Cascarino remembers the pain Liechtenstein inflicted.
"Last time we blew it against them and it cost us our place in the European Championship. We weren't going to let that happen again."
He played his part in the victory but he readily conceded that the hard work had been done by David Connolly before he entered the fray. "If there is anyone going to break the Irish record for goals, it's him."
Connolly, though, was in generous mood too. "I enjoyed it and I'm delighted to have gotten three, but let's face it, anybody out there this evening would have been in with a chance of getting a couple. I'd say Charlie O'Leary, our kit man, could have picked up a hattrick against that lot tonight."
Jeff Kenna was happy with his night's work. "A couple of assists, that's my job done.. . I leave the goalscoring to the front lads," he said.
"If I was ever going to get my name on the scoresheet," said Kenny Cunningham, "that was the night to do it.
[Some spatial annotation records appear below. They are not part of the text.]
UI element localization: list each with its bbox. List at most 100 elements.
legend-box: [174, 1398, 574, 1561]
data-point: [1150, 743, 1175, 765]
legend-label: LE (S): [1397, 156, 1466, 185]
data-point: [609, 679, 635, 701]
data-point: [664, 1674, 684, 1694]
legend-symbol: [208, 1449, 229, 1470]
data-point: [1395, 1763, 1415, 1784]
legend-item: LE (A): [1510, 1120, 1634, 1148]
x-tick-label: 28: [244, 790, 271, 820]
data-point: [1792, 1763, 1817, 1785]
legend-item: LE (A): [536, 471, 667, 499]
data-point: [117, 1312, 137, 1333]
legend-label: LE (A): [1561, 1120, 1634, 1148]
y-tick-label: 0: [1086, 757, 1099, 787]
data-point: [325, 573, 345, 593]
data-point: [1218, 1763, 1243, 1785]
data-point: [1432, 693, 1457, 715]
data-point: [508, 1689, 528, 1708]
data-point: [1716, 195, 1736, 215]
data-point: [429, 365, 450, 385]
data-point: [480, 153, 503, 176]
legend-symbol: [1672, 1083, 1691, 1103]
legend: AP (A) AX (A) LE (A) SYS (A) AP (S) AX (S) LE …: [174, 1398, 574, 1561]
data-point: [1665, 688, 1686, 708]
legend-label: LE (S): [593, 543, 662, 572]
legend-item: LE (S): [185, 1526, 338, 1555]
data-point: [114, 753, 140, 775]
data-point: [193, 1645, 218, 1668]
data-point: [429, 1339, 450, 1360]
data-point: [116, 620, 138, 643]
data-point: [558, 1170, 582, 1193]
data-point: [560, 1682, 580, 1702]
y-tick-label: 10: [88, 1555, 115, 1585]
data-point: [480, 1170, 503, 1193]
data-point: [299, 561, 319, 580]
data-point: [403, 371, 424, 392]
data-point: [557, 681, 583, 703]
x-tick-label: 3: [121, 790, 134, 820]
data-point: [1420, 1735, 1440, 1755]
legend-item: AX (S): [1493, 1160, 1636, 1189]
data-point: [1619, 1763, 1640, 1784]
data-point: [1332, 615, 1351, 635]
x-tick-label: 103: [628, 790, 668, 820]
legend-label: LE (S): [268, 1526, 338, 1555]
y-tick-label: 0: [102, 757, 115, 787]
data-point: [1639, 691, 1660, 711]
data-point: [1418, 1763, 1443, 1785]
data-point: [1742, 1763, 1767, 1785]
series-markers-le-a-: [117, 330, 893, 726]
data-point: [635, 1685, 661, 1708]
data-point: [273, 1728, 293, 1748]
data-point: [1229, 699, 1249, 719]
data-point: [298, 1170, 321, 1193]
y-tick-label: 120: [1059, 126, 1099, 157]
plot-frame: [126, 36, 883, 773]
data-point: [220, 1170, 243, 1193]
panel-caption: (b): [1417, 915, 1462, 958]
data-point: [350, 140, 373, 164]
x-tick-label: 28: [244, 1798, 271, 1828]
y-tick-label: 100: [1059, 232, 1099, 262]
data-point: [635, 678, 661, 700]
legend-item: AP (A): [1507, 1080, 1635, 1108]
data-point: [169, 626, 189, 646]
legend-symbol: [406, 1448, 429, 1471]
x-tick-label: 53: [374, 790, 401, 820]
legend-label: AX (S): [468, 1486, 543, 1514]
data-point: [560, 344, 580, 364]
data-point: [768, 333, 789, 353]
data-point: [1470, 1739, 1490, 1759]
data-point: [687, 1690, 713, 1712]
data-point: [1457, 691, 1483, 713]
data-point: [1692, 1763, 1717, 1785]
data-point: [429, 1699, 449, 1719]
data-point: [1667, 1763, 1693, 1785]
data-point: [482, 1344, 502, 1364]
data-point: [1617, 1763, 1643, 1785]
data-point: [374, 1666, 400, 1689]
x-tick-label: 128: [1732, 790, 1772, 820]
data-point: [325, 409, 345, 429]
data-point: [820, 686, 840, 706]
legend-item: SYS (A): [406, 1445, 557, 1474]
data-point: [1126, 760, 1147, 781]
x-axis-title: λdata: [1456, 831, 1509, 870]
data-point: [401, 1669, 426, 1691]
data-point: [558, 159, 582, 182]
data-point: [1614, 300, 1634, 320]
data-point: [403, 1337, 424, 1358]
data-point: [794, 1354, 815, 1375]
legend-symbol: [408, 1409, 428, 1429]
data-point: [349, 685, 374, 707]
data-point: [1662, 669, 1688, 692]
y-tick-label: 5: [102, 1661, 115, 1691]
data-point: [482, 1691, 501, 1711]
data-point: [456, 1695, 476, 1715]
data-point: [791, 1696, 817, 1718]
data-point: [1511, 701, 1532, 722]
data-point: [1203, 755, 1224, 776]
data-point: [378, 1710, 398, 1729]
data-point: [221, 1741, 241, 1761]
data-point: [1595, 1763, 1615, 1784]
Overall, though, it was a good night for us.
After the last couple of results, we had to get a decent result there tonight. We owed it to the fans as well because they had been great to us and they deserved better performance than we produced the last time we were here, against Iceland."
Steve Staunton, meanwhile, was thinking further back, to the day Jack Charlton's reign started to go off the rails in Liechtenstein. "I thought of that alright, but I never thought it was going to happen again tonight. We learned our lesson that day, we're too good to let it happen again against a team like that."